A nurse has been struck off the Nursing and Midwifery Council (NMC) register after kicking an elderly care home resident when she lost her temper.

Grace Ellis, from Poole, Dorset, was charged with a number of incidents which took place at Zetland Court, run by the Royal Masonic Benevolent Institution, between 2001 and 2006.

The Conduct and Competence Committee panel for the NMC heard that the 52-year-old registered nurse had insisted a resident have a bath against their wishes and she had also pushed a resident in a wheelchair through a closed door.
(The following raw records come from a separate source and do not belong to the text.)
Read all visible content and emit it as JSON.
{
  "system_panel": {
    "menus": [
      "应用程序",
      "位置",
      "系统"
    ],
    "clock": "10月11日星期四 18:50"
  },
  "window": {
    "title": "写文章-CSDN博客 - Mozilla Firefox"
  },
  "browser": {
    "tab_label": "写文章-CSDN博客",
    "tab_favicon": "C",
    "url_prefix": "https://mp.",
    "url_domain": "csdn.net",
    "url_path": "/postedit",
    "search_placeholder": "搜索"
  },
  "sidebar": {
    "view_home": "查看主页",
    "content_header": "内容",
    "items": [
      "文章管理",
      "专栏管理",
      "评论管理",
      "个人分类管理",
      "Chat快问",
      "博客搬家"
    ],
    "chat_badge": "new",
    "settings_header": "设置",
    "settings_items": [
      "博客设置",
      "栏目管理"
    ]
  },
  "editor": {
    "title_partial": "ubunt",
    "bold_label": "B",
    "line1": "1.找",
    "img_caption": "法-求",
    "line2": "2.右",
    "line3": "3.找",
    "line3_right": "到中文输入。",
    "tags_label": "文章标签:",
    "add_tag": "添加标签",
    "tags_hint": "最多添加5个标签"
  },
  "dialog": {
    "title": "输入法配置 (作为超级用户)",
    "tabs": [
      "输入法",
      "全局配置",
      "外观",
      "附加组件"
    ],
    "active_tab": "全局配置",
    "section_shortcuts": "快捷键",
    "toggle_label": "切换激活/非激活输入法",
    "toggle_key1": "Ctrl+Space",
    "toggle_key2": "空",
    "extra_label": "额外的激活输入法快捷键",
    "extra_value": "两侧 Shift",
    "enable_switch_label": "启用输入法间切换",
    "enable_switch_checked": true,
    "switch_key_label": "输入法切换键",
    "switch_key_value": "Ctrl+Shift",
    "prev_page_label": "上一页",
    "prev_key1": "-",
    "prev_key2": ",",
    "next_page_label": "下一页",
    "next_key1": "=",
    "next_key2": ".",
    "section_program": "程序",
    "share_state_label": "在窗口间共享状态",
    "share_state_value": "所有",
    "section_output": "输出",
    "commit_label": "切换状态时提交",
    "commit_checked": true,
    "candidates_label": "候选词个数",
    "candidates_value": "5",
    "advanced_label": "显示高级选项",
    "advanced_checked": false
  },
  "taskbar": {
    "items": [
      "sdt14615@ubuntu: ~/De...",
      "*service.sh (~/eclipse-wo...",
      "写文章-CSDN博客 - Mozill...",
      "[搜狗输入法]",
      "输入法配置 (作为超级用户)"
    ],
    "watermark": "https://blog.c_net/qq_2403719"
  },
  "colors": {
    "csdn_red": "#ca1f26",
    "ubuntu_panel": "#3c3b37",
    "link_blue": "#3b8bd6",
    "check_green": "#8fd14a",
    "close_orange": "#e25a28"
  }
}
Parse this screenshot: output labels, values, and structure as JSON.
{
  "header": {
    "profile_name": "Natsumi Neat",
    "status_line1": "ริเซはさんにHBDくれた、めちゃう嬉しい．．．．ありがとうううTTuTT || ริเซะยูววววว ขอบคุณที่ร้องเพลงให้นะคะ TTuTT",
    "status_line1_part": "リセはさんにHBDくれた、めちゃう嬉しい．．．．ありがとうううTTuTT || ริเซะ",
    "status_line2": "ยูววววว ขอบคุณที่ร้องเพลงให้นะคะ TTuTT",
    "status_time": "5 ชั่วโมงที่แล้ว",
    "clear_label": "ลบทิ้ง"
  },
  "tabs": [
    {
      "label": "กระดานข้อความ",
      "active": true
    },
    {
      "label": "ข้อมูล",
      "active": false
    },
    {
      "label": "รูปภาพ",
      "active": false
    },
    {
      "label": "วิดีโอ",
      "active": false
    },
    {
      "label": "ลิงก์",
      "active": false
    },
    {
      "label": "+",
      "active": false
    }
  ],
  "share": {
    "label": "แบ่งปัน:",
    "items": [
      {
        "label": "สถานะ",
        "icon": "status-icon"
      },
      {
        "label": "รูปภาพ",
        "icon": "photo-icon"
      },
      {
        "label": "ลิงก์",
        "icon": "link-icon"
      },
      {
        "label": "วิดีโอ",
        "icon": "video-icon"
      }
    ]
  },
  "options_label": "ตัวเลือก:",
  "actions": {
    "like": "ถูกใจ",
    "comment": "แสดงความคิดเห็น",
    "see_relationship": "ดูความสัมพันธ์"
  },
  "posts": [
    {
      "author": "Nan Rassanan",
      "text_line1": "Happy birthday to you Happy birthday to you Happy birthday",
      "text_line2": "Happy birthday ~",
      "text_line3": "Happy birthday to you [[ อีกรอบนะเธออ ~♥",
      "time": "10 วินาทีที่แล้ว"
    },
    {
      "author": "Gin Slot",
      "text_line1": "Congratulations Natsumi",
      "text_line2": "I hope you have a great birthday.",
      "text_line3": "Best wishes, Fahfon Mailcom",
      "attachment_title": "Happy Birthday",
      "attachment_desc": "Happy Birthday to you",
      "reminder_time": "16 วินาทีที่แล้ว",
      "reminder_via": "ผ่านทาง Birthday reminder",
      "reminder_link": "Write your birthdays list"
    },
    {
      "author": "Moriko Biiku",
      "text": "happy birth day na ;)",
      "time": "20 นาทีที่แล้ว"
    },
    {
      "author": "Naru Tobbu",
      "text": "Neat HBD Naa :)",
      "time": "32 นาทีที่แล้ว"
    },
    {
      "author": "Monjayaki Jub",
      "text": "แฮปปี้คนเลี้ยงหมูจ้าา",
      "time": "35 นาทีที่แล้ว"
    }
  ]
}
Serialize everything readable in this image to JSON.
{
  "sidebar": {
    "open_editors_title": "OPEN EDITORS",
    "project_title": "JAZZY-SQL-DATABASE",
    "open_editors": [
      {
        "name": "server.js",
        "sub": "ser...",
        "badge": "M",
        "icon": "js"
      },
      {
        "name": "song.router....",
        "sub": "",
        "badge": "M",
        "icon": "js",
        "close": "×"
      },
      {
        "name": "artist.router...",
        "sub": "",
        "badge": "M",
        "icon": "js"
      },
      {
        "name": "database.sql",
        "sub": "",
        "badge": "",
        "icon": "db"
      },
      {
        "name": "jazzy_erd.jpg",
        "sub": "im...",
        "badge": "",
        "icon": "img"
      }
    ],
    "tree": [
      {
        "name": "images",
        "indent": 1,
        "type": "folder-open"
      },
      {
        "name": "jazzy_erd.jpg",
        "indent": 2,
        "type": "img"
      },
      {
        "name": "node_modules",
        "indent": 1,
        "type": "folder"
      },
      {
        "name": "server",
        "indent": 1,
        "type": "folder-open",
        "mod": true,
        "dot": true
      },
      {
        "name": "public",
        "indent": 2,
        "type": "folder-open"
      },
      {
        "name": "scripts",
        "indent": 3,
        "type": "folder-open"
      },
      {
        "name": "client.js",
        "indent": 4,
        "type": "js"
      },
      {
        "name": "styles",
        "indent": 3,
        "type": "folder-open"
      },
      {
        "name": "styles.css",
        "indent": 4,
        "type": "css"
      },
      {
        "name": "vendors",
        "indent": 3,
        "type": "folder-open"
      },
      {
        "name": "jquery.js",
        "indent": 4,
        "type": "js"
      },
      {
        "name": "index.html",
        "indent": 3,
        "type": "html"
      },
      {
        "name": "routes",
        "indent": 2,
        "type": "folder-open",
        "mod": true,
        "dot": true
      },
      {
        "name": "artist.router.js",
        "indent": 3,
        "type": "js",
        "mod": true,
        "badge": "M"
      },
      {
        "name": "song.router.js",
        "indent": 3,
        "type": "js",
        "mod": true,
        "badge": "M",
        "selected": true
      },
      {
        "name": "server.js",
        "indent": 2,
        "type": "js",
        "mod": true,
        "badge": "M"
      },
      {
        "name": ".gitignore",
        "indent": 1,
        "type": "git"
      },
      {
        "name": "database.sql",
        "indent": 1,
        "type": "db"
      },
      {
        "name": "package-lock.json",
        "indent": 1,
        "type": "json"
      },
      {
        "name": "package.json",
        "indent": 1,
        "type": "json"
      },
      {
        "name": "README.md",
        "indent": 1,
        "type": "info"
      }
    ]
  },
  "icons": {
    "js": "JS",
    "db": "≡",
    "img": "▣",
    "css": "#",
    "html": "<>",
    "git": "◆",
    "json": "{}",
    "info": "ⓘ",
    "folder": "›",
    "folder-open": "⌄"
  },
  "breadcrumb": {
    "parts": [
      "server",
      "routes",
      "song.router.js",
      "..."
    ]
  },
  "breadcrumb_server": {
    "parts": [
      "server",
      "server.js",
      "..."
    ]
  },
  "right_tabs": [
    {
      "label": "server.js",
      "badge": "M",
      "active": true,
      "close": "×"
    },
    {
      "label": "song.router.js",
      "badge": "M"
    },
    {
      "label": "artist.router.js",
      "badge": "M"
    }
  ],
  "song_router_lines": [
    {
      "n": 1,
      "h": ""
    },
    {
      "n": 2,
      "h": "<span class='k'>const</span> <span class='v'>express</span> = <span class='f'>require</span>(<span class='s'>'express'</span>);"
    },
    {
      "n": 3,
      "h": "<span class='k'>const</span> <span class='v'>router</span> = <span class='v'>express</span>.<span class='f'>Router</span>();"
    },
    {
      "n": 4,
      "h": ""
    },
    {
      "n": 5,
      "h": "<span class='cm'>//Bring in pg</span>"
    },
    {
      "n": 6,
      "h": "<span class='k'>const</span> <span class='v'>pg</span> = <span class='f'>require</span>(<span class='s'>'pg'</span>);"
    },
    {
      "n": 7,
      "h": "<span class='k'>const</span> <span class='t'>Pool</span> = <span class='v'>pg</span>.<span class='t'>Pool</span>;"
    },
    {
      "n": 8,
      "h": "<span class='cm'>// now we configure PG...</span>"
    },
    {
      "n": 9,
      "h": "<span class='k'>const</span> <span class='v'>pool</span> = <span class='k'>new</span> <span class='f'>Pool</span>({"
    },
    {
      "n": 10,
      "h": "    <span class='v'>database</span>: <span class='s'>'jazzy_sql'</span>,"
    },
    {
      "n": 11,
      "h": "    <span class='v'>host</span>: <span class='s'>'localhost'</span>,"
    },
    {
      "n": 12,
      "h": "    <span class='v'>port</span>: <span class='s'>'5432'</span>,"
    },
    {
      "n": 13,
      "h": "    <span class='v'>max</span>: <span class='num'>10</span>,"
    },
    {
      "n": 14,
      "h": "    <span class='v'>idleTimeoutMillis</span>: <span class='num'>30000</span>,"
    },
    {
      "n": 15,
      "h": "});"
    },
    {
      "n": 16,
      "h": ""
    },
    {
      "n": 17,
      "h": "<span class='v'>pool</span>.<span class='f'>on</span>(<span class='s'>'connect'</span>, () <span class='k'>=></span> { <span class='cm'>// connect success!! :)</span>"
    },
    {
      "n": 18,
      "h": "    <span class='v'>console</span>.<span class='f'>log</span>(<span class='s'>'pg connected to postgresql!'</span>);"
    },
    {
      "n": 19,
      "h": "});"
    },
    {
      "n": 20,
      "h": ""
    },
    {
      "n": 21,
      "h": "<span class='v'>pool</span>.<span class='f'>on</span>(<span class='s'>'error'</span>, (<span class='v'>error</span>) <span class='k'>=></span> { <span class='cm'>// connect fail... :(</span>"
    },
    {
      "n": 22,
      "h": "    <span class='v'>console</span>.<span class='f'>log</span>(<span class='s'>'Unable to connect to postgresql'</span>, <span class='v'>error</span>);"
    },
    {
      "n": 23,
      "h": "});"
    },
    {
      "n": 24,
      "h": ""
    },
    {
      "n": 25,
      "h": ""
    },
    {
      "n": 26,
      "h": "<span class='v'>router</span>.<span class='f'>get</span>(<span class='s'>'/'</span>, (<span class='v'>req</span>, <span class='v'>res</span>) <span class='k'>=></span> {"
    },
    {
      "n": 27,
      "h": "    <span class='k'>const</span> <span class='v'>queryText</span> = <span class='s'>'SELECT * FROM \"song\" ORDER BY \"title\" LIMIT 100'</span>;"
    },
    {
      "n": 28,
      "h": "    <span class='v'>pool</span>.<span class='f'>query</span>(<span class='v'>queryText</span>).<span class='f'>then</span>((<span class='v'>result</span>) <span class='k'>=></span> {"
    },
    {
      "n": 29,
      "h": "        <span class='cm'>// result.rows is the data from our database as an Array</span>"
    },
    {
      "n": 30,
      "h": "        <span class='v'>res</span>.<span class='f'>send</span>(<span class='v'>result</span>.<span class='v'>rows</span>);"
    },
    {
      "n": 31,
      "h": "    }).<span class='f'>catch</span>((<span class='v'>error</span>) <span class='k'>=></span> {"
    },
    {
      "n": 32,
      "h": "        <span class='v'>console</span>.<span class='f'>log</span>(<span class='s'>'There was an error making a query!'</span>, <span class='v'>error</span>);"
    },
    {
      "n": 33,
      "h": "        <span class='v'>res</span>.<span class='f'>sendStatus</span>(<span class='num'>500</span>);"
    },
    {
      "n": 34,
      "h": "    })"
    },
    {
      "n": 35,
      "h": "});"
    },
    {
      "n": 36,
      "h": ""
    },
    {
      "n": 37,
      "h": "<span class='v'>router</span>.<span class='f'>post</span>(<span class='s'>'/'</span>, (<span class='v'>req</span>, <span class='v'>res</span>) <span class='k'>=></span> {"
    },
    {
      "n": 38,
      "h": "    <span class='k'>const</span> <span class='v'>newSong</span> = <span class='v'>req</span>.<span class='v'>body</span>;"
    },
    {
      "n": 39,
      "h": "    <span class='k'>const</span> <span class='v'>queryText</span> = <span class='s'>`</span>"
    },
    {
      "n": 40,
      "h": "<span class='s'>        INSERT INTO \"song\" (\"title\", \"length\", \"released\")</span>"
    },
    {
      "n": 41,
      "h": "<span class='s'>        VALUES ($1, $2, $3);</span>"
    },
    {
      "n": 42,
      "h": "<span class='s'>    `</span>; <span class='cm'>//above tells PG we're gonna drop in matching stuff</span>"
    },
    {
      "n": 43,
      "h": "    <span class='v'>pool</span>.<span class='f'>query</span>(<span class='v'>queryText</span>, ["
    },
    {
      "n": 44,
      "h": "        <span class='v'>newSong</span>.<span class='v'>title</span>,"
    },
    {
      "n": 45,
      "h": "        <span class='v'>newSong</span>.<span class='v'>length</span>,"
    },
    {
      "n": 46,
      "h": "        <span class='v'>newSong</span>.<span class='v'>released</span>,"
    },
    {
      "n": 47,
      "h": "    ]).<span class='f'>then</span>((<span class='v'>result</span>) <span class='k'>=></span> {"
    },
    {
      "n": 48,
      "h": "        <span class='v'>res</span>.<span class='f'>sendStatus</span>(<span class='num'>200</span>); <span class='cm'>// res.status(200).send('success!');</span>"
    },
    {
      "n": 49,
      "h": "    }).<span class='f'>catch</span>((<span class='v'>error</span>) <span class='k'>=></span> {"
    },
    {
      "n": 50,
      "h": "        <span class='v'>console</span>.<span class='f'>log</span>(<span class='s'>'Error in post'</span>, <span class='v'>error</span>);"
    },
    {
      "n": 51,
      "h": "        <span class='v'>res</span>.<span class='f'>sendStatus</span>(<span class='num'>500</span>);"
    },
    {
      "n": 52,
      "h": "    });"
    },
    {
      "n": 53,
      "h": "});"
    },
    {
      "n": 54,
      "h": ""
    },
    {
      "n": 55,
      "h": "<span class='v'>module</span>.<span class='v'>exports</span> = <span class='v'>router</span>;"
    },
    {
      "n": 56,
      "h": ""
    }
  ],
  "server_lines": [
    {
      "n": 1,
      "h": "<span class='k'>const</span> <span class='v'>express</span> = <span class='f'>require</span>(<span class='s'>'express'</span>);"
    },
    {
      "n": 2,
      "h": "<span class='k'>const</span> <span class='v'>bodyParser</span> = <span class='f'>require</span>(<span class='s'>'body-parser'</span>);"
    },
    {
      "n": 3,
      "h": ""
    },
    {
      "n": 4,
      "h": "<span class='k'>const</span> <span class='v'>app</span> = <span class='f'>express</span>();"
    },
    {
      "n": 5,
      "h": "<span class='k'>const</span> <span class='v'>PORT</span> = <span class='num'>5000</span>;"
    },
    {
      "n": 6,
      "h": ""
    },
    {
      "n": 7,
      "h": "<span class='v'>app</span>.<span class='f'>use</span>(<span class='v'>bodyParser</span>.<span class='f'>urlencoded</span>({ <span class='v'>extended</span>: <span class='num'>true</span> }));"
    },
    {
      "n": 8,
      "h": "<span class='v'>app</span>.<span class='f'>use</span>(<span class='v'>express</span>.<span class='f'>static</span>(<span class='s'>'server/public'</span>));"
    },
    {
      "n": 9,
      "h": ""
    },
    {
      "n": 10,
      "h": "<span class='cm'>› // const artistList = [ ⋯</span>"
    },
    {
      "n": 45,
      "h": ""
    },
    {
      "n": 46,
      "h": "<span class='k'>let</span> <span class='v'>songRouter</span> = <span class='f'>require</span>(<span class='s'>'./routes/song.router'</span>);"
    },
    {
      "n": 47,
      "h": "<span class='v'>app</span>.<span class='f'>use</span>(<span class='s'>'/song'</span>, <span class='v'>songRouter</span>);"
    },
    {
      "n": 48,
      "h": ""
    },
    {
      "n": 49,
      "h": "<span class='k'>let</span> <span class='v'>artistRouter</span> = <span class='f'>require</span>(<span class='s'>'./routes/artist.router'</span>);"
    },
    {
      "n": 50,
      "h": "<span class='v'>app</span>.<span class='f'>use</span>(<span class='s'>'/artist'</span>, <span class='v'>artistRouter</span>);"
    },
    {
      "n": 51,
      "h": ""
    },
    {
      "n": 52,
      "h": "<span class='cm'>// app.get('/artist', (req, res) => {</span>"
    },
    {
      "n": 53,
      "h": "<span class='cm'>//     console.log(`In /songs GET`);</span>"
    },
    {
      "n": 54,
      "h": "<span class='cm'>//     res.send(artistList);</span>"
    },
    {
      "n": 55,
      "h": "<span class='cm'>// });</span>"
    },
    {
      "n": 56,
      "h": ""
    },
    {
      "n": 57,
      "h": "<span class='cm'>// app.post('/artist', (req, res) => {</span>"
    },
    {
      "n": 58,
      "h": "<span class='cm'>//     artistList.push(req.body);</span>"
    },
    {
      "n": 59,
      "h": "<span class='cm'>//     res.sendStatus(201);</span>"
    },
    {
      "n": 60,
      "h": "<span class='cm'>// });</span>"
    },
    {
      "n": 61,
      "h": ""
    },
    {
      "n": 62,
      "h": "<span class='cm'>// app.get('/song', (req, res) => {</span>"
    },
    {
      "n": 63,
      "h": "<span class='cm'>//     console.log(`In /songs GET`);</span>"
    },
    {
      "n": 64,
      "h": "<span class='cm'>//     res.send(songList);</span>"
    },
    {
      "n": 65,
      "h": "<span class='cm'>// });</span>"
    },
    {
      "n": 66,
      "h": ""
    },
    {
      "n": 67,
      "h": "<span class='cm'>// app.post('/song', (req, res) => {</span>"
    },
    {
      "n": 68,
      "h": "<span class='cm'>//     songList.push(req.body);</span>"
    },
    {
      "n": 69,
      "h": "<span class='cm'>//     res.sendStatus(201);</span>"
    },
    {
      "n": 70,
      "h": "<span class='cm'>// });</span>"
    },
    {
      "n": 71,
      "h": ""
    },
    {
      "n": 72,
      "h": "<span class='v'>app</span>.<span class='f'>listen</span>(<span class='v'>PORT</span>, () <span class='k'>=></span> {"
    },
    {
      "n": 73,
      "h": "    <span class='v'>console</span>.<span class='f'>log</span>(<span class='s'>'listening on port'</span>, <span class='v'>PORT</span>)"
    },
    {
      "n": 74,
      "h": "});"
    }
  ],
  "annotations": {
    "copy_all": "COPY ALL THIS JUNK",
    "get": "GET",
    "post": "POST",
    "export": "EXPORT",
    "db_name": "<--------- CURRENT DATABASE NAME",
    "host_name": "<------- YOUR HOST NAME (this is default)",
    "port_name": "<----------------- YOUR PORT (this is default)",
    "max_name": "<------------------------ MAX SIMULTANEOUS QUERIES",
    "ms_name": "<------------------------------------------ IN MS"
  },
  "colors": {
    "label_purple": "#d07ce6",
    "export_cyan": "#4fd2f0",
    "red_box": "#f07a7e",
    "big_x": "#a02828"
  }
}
Other evidence said that Ms Ellis had obtained a sample of blood from a resident without their consent and while they were actively resisting. On another occasion she had made a resident have a bath in water that was too hot.

NMC spokesperson Kristy Hempel said: "Grace Ellis' behaviour shows a pattern over a number of years of not acting on the wishes and best interests of patients.

"These were a vulnerable group of people in Ellis' care and her behaviour amounted to serious breaches of the NMC Code, which states that as a nurse you must protect and support the health of individual patients."

Copyright © Press Association 2009

Nursing and Midwifery Council

Your comments (terms and conditions apply):

"Further to your article on Thursday 26 March 2009 in which it was reported that Grace Ellis from Poole, Dorset, has been struck off the Nursing and Midwifery Council (NMC), we write to express our thanks to the NMC for their support in resolving this matter. The Royal Masonic Benevolent Institution (RMBI) were first alerted to allegations of inappropriate behaviour in respect of Grace Ellis in November 2006. Grace was immediately suspended and the relevant regulatory authorities were informed. The allegations were fully investigated and as a consequence of our findings and due process, Grace was dismissed from RMBI employment in December 2006.
The RMBI is committed to providing quality care to all of its residents whose safety and wellbeing is of paramount importance. As such, the RMBI adopt a zero tolerance policy in respect of the rare occasions where that trust is broken, to ensure that staff behaviour reflect our core values."